Duke Professor Tells All The Chinese Students To Speak English - How Do You Think It Went?
DUKE CHRONICLE – The director of graduate studies for a School of Medicine program has stepped down and the dean of the medical school has asked the Office of Institutional Equity to conduct a thorough review of the program in response to emails that surfaced Saturday.
Screenshots of the emails sent by Megan Neely, director of graduate studies for the Master of Biostatistics program, were posted online Saturday afternoon. Michael Schoenfeld, vice president for public affairs and government relations, confirmed that the screenshots were accurate to The Chronicle Saturday night.
Starting to wonder if there are like, IQ tests or even just a common-sense evaluation or something when they hire college professors?
I mean I get what her point is here. She’s not trying to be racist or drape herself in the American flag and become the real life “Speak ‘Murican” meme. She thinks foreign students will have more success assimilating and improving their english and their classwork if they practice it in their free time as well. Sure, rationally speaking (in either English or Chinese), that makes sense.
I guess I’m just wondering what this woman living in the year 2019, sending an email to Chinese students telling them to speak English in the school buildings, students who have at least 4 devices in their bags directly connected to social media platforms, thought was going to be the end result of her message.
First-year and second-year students in the Master of Biostatistics program received an email Friday afternoon from Neely, who encouraged them to “commit to using English 100% of the time” when they are in Hock Plaza—where the department is located—or other professional settings.
According to screenshots of the emails, Neely wrote that two faculty members had stopped by her office and asked to see photos of the first- and second-year biostatistics masters students so that they could identify a group of students who were “very loudly” speaking Chinese in a lounge or study area.
“They were disappointed that these students were not taking the opportunity to improve their English and were being so impolite as to have a conversation that not everyone on the floor could understand,” she wrote, according to the screenshots that were posted online.

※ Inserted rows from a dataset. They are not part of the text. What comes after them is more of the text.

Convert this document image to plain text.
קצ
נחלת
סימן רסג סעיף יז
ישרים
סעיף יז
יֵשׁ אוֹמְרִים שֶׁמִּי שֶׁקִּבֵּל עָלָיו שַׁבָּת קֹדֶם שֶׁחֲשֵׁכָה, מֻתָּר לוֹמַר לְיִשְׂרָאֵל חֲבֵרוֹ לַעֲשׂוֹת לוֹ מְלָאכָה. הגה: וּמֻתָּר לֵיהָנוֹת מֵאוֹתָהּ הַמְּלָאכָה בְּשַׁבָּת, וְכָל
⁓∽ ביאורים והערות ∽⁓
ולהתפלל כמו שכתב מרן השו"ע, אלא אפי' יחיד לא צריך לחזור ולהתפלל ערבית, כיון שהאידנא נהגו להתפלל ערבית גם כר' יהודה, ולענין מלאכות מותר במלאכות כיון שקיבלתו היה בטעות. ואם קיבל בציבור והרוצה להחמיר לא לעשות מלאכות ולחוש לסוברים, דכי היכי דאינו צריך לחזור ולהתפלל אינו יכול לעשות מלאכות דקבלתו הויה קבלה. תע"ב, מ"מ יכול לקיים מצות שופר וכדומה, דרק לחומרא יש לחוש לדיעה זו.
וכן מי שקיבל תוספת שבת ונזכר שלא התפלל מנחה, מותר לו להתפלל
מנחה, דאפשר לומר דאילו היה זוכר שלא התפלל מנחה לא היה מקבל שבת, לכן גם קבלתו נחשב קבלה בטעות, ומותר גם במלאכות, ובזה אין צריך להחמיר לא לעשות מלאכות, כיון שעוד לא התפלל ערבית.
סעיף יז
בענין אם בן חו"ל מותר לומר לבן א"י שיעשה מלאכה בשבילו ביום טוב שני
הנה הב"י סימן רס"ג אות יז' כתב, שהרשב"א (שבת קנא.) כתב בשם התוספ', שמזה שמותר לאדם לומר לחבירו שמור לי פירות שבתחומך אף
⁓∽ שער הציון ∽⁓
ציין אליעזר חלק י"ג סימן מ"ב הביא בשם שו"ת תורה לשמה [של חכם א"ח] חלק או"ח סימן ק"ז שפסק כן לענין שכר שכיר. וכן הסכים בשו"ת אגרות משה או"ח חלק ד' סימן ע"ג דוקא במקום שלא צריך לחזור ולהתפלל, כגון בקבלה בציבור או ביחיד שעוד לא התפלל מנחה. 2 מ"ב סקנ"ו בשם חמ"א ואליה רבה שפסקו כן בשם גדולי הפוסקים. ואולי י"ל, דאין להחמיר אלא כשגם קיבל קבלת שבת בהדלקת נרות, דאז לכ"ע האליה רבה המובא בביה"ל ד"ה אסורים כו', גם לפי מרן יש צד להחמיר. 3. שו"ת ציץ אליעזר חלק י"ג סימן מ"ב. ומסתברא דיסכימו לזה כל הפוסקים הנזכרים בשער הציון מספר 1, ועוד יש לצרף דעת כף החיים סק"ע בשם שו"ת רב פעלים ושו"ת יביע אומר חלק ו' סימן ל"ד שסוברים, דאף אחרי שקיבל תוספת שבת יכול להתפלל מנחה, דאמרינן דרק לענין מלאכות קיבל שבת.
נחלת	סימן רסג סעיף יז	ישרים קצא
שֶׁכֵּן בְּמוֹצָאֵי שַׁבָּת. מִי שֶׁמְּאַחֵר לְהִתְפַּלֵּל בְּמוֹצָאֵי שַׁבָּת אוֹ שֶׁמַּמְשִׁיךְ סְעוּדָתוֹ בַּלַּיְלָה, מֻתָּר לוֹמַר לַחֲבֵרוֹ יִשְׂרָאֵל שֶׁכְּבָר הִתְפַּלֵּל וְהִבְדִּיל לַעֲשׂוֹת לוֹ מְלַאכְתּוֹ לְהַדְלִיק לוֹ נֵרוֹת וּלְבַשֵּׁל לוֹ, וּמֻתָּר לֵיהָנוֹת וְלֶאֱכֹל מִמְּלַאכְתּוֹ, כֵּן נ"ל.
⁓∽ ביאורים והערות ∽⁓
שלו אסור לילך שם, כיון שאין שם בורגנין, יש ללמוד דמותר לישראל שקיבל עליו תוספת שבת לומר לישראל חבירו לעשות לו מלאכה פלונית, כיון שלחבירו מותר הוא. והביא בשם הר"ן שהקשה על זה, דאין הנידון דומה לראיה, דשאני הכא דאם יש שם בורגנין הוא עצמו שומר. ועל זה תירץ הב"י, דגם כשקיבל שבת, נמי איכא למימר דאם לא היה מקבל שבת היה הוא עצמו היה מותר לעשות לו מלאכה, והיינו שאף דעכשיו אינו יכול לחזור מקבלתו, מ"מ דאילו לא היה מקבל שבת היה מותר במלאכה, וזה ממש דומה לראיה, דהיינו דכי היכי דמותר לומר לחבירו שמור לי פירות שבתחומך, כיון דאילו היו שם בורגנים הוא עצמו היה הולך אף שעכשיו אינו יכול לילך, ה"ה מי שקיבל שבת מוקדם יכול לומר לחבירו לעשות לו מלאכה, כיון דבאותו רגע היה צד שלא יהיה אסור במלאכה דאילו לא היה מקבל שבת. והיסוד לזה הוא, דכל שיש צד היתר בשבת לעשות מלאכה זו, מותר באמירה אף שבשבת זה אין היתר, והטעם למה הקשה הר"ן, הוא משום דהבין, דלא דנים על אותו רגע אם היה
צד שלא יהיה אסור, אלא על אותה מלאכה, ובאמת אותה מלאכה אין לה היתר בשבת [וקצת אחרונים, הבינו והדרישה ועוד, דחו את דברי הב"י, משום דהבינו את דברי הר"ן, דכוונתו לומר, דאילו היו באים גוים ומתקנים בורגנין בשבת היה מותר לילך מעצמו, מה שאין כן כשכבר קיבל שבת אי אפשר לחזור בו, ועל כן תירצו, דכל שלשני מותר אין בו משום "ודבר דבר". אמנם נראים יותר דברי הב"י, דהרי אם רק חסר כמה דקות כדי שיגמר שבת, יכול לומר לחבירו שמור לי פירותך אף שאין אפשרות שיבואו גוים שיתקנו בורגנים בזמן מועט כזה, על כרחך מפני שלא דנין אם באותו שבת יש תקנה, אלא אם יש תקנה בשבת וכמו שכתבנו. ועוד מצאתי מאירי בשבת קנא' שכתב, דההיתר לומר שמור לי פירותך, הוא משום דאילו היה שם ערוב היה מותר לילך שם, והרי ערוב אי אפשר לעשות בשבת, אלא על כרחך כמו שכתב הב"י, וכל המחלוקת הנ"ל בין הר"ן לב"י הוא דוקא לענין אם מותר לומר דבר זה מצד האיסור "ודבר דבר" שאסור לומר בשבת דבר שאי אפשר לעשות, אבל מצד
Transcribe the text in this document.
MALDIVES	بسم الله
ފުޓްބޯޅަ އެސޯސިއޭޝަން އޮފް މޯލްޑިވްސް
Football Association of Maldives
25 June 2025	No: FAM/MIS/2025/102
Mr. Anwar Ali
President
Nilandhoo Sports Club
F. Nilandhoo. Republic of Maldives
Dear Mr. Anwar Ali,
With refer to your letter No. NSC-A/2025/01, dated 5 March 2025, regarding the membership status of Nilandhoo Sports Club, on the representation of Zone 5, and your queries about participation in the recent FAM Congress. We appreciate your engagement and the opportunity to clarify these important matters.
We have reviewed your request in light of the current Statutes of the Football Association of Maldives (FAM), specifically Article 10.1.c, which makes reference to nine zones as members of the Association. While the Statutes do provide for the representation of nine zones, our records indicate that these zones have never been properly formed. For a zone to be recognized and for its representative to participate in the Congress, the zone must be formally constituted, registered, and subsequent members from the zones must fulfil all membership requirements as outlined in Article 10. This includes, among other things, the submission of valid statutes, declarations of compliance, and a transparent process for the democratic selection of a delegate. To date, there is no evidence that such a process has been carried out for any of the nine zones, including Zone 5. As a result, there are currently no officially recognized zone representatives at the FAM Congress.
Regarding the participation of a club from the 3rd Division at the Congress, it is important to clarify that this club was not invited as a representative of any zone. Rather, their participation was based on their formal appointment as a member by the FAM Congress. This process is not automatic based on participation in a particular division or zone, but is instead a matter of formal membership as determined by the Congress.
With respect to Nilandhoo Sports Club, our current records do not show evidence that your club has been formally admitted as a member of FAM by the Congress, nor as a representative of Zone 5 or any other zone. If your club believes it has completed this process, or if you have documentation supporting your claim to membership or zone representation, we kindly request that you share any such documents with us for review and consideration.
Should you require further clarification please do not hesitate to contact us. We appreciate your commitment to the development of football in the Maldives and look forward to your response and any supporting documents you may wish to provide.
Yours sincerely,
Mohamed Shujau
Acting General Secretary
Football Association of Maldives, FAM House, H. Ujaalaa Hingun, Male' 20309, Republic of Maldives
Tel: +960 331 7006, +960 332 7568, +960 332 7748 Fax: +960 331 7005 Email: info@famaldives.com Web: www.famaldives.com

Let’s break down the odds:
0.0000000001% – the students say hm, this is some helpful and useful advice, let’s read this message and stop talking to each other in our comfortable native tongues and start having conversations where none of us understand each other.
99.999999999% – the students post this on social media and kick their feet back and watch this lady lose her job in real time.
Unfortunately for Professor Neely, the long shot didn’t come in for her.
PS,
My freshman year roommate was from South Korea – he was the man. He’d have all his South Korean friends come in and I hung out because they let me play Fifa with them. The one thing that I can agree with Neely on is that when they all switched to Korean for 5-10 minutes and started laughing and looking at me, I knew my roommate was telling them how he walked in on me masturbating the other day and my dick was small or something like that, and it was uncomfortable. That was impolite of them to make fun of my dick like that. However I fully admit that it should have been on me to learn some Korean so I could properly defend my dick. It was cold in there.